Organization offers to hold patients’ hands before surgery
onely and elderly people who need compassion and sympathy before undergoing surgery can now get someone to hold their hand. Volunteers from the Lev Naomi organization, which has launched a pilot program, will come to comfort them if they are nervous about an operation, as well as anxious close relatives waiting for the patient to be taken to the recovery room and wake up from the anesthesia.
Touch has been found to be very beneficial in calming people and easing recovery from medical procedures, says Lev Naomi, which can be contracted via www.levnaomi.org or calling (03) 677-1111. One can send a photo of the patient and provide information about when and where the operation will take place. The hospital may also initiate the contact. A volunteer will come to the hospital and make contact, even without the patient knowing he or she comes from the organization.
How long the volunteer will remain depends on the time of the surgery, how long it lasts and the complexity.
BORROWING HOSPITAL BEDS
A growing number of families are taking care of chronically ill patients in their homes, if possible, due to the current overcrowding of hospitals and risk of contracting nosocomial (in-house) infections in the hospitals, according to the Yad Sarah organization. The rate of borrowing hospital beds for home use rose 17% in 2016 compared to the previous year. A total of 4,100 such beds were lent to families in 2016.
The voluntary organization with more than 100 branches around the country lend out 338,000 medical devices to Israelis that year, a 5% increase over 2015. These included walkers, walking sticks, wheelchairs, bathing chairs and other devices, all at no cost. More than half a million residents benefited from Yad Sarah services – extending even to visits to the elderly at their homes and laundry services for the bedridden.
PROGRAMMED PROTEINS MAY HELP PREVENT MALARIA
Despite decades of research into malaria, the disease still afflicts hundreds of millions and kills around half a million people each year – most of them children in tropical regions.
Part of the problem is that the malaria parasite is a “shape shifter,” making it difficult to target.
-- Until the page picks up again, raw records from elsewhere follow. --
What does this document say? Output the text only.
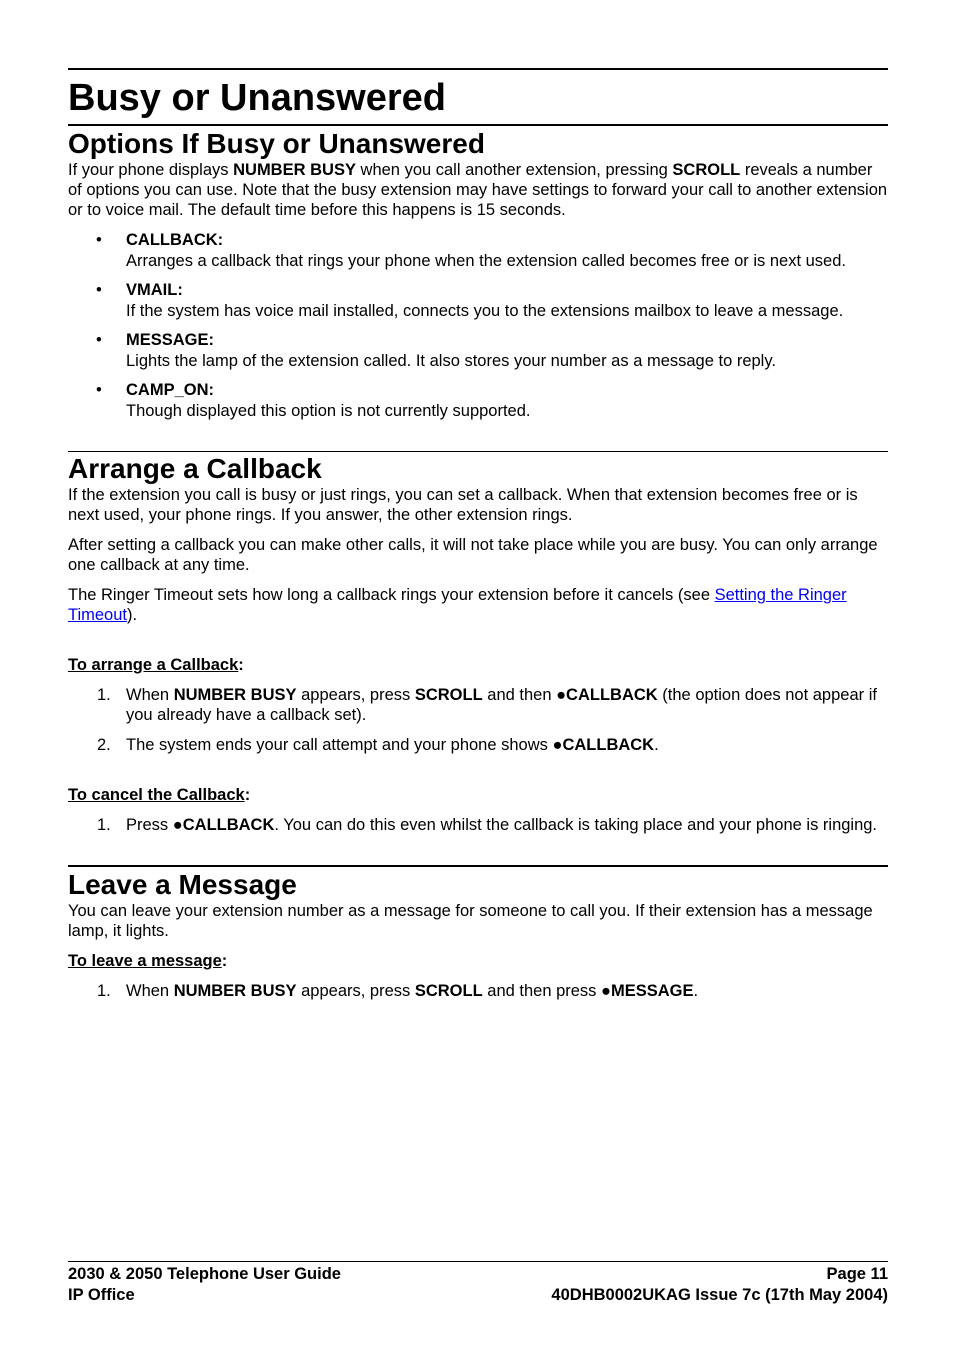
Busy or Unanswered
Options If Busy or Unanswered

If your phone displays NUMBER BUSY when you call another extension, pressing SCROLL reveals a number of options you can use. Note that the busy extension may have settings to forward your call to another extension or to voice mail. The default time before this happens is 15 seconds.

• CALLBACK:
Arranges a callback that rings your phone when the extension called becomes free or is next used.
• VMAIL:
If the system has voice mail installed, connects you to the extensions mailbox to leave a message.
• MESSAGE:
Lights the lamp of the extension called. It also stores your number as a message to reply.
• CAMP_ON:
Though displayed this option is not currently supported.
Arrange a Callback

If the extension you call is busy or just rings, you can set a callback. When that extension becomes free or is next used, your phone rings. If you answer, the other extension rings.

After setting a callback you can make other calls, it will not take place while you are busy. You can only arrange one callback at any time.

The Ringer Timeout sets how long a callback rings your extension before it cancels (see Setting the Ringer Timeout).

To arrange a Callback:
1. When NUMBER BUSY appears, press SCROLL and then ●CALLBACK (the option does not appear if you already have a callback set).
2. The system ends your call attempt and your phone shows ●CALLBACK.
To cancel the Callback:
1. Press ●CALLBACK. You can do this even whilst the callback is taking place and your phone is ringing.
Leave a Message

You can leave your extension number as a message for someone to call you. If their extension has a message lamp, it lights.

To leave a message:
1. When NUMBER BUSY appears, press SCROLL and then press ●MESSAGE.
2030 & 2050 Telephone User Guide	Page 11
IP Office	40DHB0002UKAG Issue 7c (17th May 2004)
Another part of the problem is that even the parasite’s proteins, which could be used as vaccines, are unstable at tropical temperatures and require complicated, expensive cellular systems to produce them in large quantities. Unfortunately, the vaccines are most needed in areas where refrigeration is lacking and funds to buy vaccines are scarce. A new approach developed at the Weizmann Institute of Science recently reported in Proceedings of the National Academy of Science (PNAS), could lead to an inexpensive malaria vaccine that can be stored at room temperature.
The RH5 protein is one of the malaria proteins tested for use as a vaccine. This protein is used by the parasite to anchor itself to the red blood cells it infects. Using the protein as a vaccine alerts the immune system to the threat without causing disease, thus enabling it to mount a rapid response when the disease strikes and to disrupt the parasite’s cycle of infection. Research student Adi Goldenzweig and Dr. Sarel Fleishman of the institute’s biomolecular sciences department used the computer-based protein design tools they have been developing in the lab to improve the protein’s usefulness.
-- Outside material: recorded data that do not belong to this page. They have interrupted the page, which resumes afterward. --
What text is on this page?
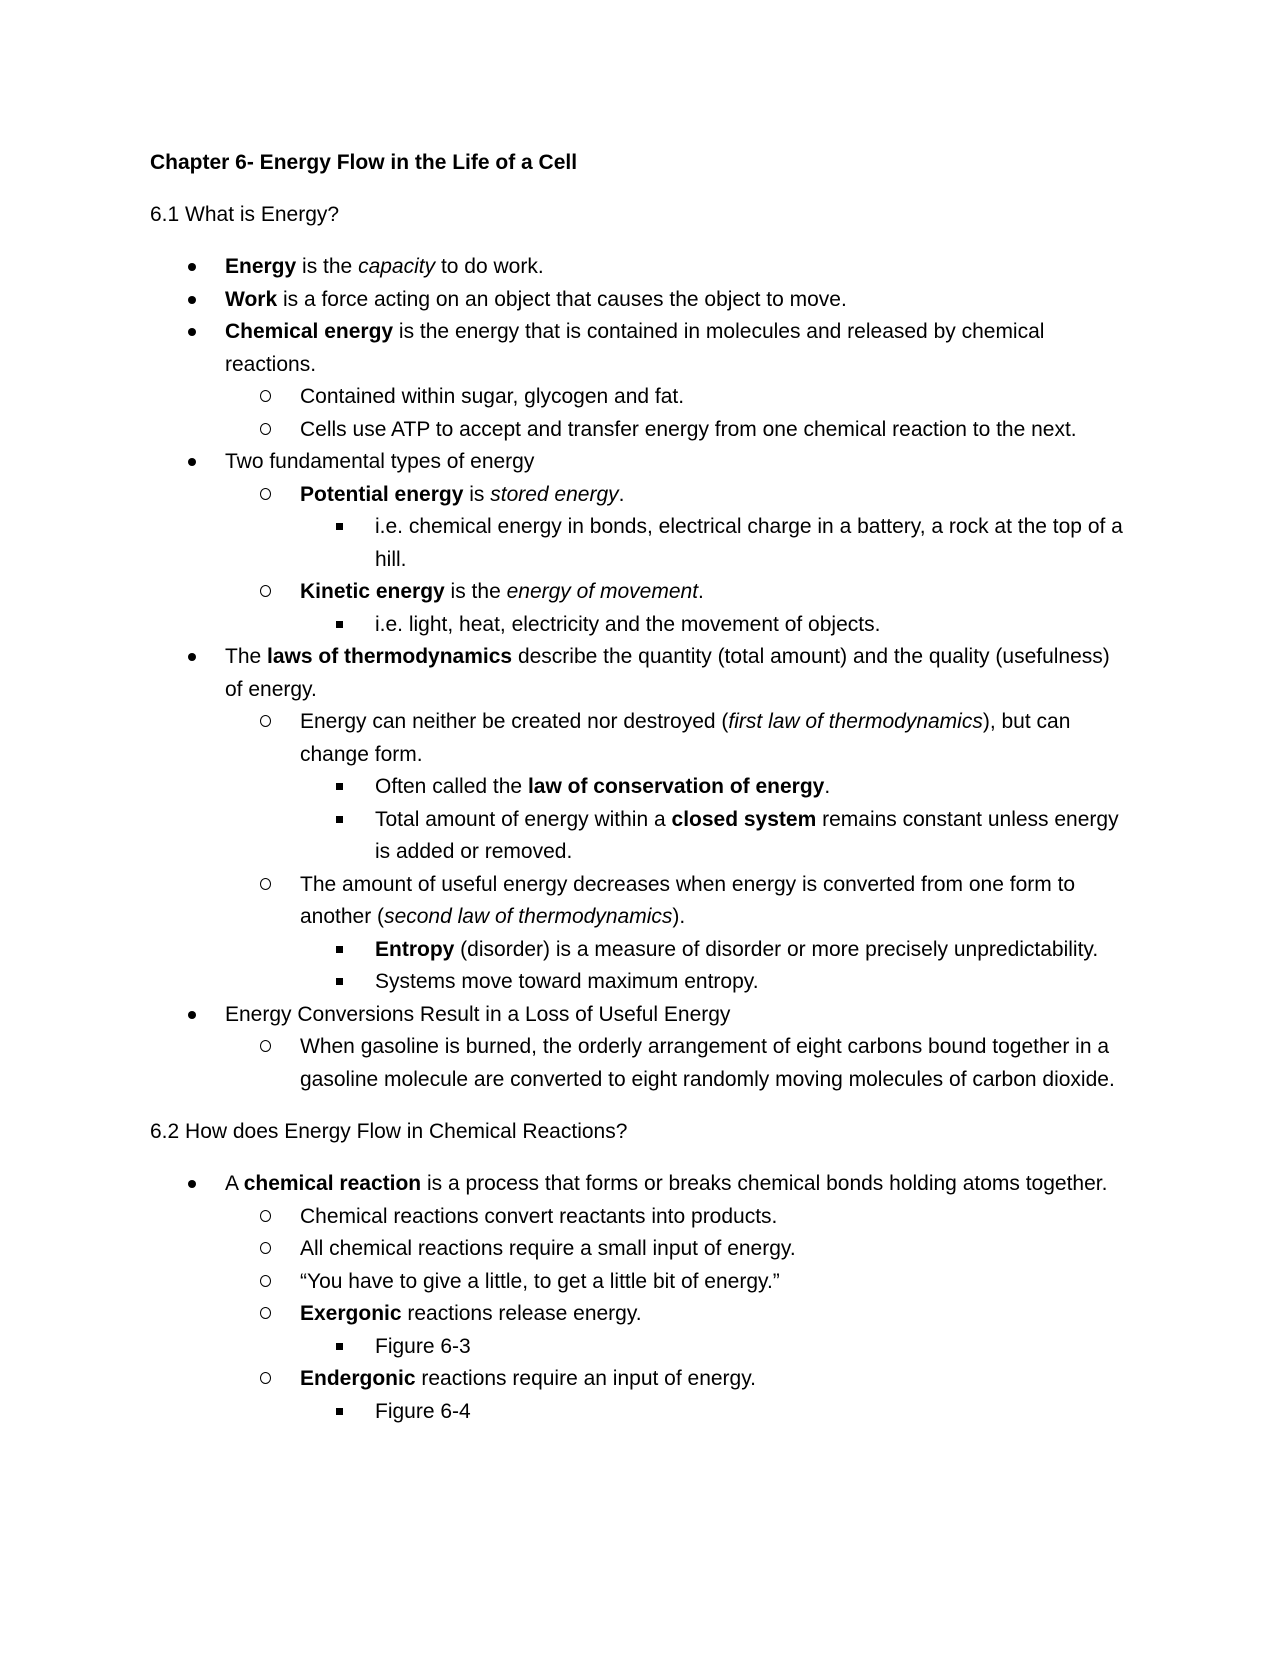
Chapter 6- Energy Flow in the Life of a Cell
6.1 What is Energy?
Energy is the capacity to do work.
Work is a force acting on an object that causes the object to move.
Chemical energy is the energy that is contained in molecules and released by chemical reactions.
Contained within sugar, glycogen and fat.
Cells use ATP to accept and transfer energy from one chemical reaction to the next.
Two fundamental types of energy
Potential energy is stored energy.
i.e. chemical energy in bonds, electrical charge in a battery, a rock at the top of a hill.
Kinetic energy is the energy of movement.
i.e. light, heat, electricity and the movement of objects.
The laws of thermodynamics describe the quantity (total amount) and the quality (usefulness) of energy.
Energy can neither be created nor destroyed (first law of thermodynamics), but can change form.
Often called the law of conservation of energy.
Total amount of energy within a closed system remains constant unless energy is added or removed.
The amount of useful energy decreases when energy is converted from one form to another (second law of thermodynamics).
Entropy (disorder) is a measure of disorder or more precisely unpredictability.
Systems move toward maximum entropy.
Energy Conversions Result in a Loss of Useful Energy
When gasoline is burned, the orderly arrangement of eight carbons bound together in a gasoline molecule are converted to eight randomly moving molecules of carbon dioxide.
6.2 How does Energy Flow in Chemical Reactions?
A chemical reaction is a process that forms or breaks chemical bonds holding atoms together.
Chemical reactions convert reactants into products.
All chemical reactions require a small input of energy.
“You have to give a little, to get a little bit of energy.”
Exergonic reactions release energy.
Figure 6-3
Endergonic reactions require an input of energy.
Figure 6-4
Based on software they have been creating for stabilizing protein structures, Goldenzweig developed a new program for “programming” proteins used in vaccines against infectious diseases. Such proteins, because they are under constant attack by the immune system, tend to mutate from generation to generation.
“The parasite deceives the immune system by mutating its surface proteins. Paradoxically, the better the parasite is at evading the immune system, the more clues it leaves for us to use in designing a successful artificial protein,” she said.
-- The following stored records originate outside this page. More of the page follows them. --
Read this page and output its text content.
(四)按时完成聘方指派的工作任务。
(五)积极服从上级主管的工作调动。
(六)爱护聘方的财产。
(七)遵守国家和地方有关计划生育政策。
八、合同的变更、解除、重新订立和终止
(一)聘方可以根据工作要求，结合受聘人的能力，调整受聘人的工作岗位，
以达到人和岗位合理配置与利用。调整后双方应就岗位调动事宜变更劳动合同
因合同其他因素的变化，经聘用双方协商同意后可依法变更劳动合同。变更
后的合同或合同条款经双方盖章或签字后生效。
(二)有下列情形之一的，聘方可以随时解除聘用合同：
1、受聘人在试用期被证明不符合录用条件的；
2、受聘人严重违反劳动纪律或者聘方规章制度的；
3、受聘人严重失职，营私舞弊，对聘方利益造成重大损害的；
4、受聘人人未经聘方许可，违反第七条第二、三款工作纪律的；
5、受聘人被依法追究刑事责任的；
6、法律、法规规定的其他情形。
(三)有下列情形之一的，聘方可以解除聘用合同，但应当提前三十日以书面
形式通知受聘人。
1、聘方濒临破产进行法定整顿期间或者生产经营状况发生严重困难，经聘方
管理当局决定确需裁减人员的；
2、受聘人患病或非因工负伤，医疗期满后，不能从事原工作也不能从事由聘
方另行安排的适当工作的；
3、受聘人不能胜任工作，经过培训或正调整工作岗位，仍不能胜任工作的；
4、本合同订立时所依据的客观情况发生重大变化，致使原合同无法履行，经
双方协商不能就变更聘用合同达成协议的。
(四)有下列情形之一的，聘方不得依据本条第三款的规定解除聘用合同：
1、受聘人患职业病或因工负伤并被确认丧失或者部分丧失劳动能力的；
The researchers sent the programmed artificial protein to a group in Oxford that specializes in developing a malaria vaccine. This group, led by Prof. Matthew Higgins and Simon Draper, soon had good news: The results showed that, in contrast with the natural ones, the programmed protein can be produced in simple, inexpensive cell cultures, and in large quantities. This could significantly lower production costs. In addition, it is stable at temperatures of up to 50º degrees Celsius, so it won’t need refrigeration. Best of all, in animal trials, the proteins provoked a protective immune response.
The method “has succeeded where others have failed, and because it is so easy to use, it might be applied to emerging infectious diseases like Zika or Ebola, when quick action can stop an epidemic from developing.”